One of the most widely discussed provisions of the Code on Wages is the 50% wage rule, which aims to prevent excessive reliance on allowances in salary structures.
Under the law:
- The sum of excluded components such as HRA, bonus, PF, Conveyance Allowance, commissions, overtime allowances excluding Gratuity and Retrenchment Compensation, and other allowances cannot exceed 50% of total remuneration.
How the Rule Works
If excluded allowances exceed 50% of the total remuneration, the amount exceeding the 50% threshold will be added back to wages.
For example:
| Salary Component | Amount |
| Basic Pay | ₹20,000 |
| Dearness Allowance | ₹5,000 |
| ( as mentioned herein above) | ₹40,000 |
| Total Salary | ₹65,000 |
Here:
- Allowances ( as mentioned herein above) = ₹40,000
- 50% of total remuneration = ₹32,500
Since allowances exceed the threshold, the excess ₹7,500 will be treated as wages for statutory calculations.
This provision ensures that statutory benefits like PF and gratuity cannot be artificially reduced through salary structuring.
Can Deductions Exceed 50% in Any Scenario Under the Code on Wages?
The Code on Wages also regulates deductions from wages.
Under the proposed framework:
- Total deductions from wages cannot exceed 50% of the employee’s wages in a wage period.
Deductions may include:
- Provident fund contributions
- Income tax
- Loan recoveries
- Fines imposed by employers
- Advances taken by employees
If deductions exceed the permitted limit, the excess amount must be carried forward and deducted in subsequent wage periods.
This provision protects employees from excessive wage deductions in a single payment cycle.
What Penalties Exist for Non-Compliance Under Code on Wages?
Section 52 of the Code on Wages, 2019 prescribes penalties for various offences related to wage violations and non-compliance by employers.
The key penalties are as follows:
(1) Any employer who pays an employee less amount then he shall be punishable with fine which may extend to Rs.50,000/-.
(2) If an employer is again found guilty of a similar offence then he shall be imprisoned for a term which may extend to Rs.1 lakh or both.
(3) If an employer / Company with any other offence then he is punishable with fine which may extend to Rs.20,000/- and if he committed with offence within 5 years of date of commission earlier office, then he is punishable with imprisonment for a term which may extend to one month or fine which may extend to Rs.40,000/- or both.
(4) If an employer is not maintaining records properly he shall be punishable with fine which may extend to Rs.10,000/-.

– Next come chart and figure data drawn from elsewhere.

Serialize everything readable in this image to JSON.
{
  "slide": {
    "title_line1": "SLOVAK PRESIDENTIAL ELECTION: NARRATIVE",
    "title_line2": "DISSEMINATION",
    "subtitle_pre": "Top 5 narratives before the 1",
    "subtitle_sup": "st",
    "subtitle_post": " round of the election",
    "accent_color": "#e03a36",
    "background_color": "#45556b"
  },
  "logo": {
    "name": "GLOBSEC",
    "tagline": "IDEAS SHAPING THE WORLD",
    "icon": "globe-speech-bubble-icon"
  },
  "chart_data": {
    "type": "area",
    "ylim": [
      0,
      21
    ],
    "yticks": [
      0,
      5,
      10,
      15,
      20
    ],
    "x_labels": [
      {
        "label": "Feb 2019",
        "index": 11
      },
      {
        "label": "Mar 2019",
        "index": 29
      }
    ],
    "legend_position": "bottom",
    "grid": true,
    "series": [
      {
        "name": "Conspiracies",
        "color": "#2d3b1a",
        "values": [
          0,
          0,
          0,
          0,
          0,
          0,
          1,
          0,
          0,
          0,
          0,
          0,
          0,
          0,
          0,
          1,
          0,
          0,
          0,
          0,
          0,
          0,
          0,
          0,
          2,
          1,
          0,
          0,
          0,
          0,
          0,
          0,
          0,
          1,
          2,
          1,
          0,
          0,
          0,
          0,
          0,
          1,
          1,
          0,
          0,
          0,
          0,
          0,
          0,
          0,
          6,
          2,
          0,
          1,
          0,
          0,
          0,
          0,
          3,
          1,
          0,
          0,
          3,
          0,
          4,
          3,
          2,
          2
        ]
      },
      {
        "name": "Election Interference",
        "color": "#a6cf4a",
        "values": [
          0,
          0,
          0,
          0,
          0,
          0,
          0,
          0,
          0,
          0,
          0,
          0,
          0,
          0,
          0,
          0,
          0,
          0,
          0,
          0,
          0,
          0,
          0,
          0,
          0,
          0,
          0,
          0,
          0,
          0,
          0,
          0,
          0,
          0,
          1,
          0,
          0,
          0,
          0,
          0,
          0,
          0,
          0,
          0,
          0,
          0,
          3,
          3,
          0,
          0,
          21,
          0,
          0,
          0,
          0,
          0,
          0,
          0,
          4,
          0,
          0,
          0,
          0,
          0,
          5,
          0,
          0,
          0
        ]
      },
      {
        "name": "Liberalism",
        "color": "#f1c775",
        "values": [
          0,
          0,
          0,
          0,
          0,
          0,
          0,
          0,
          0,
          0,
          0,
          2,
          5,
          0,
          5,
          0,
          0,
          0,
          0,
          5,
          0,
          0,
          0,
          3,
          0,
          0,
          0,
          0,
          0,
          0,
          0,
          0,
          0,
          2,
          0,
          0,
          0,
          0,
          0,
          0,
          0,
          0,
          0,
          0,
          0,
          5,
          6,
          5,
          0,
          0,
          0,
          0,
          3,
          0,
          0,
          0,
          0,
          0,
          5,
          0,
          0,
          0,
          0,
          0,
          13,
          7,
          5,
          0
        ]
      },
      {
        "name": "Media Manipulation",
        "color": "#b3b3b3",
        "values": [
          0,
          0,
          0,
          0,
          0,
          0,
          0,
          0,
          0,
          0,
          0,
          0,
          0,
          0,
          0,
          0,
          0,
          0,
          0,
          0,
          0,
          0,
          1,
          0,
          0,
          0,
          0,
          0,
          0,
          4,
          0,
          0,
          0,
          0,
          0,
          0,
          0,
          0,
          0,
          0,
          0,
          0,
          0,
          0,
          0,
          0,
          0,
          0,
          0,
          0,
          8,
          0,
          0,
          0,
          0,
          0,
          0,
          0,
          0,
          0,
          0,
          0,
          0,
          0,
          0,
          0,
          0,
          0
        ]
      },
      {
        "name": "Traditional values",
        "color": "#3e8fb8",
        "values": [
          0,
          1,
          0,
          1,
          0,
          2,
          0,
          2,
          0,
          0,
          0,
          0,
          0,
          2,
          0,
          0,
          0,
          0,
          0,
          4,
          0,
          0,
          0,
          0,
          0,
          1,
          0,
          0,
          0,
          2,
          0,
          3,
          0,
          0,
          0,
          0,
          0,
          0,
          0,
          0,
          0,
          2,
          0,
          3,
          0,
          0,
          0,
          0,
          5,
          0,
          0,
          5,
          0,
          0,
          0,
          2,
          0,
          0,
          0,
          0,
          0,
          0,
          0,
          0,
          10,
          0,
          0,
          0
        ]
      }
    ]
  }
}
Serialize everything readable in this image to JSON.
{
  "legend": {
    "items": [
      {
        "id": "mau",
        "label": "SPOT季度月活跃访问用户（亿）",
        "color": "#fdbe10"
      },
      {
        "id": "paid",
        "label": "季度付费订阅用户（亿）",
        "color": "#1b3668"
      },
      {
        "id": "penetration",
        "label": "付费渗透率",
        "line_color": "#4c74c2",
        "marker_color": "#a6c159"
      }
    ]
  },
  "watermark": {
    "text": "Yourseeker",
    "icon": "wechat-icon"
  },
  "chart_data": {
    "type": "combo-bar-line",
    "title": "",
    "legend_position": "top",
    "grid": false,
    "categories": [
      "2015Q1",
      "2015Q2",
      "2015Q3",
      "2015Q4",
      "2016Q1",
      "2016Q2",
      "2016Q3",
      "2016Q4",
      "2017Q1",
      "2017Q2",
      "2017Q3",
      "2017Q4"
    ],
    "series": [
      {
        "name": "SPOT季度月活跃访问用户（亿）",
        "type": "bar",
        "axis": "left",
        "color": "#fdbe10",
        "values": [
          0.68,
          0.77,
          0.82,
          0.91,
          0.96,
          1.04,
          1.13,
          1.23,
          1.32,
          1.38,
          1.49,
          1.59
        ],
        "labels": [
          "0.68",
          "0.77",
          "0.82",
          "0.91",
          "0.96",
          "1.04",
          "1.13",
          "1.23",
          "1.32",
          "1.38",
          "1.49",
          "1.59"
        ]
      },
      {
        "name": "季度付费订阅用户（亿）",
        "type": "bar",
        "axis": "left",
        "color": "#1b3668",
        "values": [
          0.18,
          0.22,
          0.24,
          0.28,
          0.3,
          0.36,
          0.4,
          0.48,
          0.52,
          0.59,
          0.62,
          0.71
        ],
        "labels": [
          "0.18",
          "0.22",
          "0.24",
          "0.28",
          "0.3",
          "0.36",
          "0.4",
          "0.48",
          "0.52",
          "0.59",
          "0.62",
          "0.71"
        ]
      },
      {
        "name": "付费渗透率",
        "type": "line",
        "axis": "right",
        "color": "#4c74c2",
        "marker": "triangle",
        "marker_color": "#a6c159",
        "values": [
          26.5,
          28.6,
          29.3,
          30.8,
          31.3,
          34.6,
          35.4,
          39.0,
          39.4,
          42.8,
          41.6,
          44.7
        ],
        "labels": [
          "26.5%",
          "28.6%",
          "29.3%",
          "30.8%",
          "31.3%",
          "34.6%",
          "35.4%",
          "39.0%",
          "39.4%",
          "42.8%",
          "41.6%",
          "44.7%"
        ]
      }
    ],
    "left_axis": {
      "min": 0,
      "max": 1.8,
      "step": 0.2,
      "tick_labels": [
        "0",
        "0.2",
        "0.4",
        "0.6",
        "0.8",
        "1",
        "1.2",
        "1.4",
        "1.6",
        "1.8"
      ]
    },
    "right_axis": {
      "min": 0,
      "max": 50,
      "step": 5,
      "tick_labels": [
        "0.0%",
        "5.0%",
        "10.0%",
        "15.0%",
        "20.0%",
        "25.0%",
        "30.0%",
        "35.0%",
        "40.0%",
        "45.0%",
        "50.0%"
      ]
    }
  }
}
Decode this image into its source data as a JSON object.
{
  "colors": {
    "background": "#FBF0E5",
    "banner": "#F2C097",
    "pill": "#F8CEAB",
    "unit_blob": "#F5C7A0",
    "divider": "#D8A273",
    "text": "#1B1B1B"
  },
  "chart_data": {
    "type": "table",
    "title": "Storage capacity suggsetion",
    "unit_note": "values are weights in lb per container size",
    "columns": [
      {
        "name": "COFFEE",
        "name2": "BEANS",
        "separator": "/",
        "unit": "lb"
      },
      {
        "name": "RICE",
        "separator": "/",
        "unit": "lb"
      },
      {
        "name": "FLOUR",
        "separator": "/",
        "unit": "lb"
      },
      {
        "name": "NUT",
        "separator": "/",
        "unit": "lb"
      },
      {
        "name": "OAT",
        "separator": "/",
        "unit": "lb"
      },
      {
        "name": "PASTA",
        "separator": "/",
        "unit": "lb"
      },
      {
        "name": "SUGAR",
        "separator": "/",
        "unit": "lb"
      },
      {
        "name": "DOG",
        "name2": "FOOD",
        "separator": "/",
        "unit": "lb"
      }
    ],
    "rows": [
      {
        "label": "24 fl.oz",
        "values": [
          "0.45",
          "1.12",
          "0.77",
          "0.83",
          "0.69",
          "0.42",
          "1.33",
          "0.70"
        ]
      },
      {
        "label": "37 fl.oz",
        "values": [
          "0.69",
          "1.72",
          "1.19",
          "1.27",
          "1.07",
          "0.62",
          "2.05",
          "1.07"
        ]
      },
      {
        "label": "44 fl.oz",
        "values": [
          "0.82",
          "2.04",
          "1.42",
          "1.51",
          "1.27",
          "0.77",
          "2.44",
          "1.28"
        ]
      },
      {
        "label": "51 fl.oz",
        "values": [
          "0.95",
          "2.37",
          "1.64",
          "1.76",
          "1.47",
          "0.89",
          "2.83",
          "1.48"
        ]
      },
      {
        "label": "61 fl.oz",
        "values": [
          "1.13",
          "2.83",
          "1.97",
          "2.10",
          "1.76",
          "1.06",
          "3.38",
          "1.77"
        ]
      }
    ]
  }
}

Real-World Impact of the Proposed Wage Definition
The uniform definition of wages under Section 2(y) is expected to significantly affect salary structuring in India.
Many organizations previously structured salaries with higher allowances and lower basic pay to reduce statutory contributions.
The 50% rule under the Code aims to prevent this practice by ensuring that a substantial portion of remuneration is classified as wages.
As a result, employers may need to restructure compensation packages once the Code is fully implemented.
Recent Developments and Implementation Status
The Code on Wages, 2019 forms part of India’s broader labour reform initiative that includes four labour codes.
While the Code has been enacted by Parliament, its complete implementation depends on notification of rules by both central and state governments.
Central Rulesare yet to be finalised but , but nationwide final enforcement is expected once all regulatory frameworks are finalized.
FAQs
Is the Code on Wages, 2019 currently implemented?
The Code has been enacted but full implementation is pending notification of rules by central and state governments.
Why is the definition of wages important?
The definition determines how statutory benefits such as provident fund, gratuity, and bonus are calculated.
What is the purpose of the 50% rule?
The rule prevents employers from inflating allowances to reduce statutory wage liabilities.
Will salary structures change because of the Code?
Yes. Many organizations may need to restructure salaries to comply with the 50% wage rule.
Does the Code apply to all employees?
Yes. The Code on Wages applies broadly to employees across organized and unorganized sectors.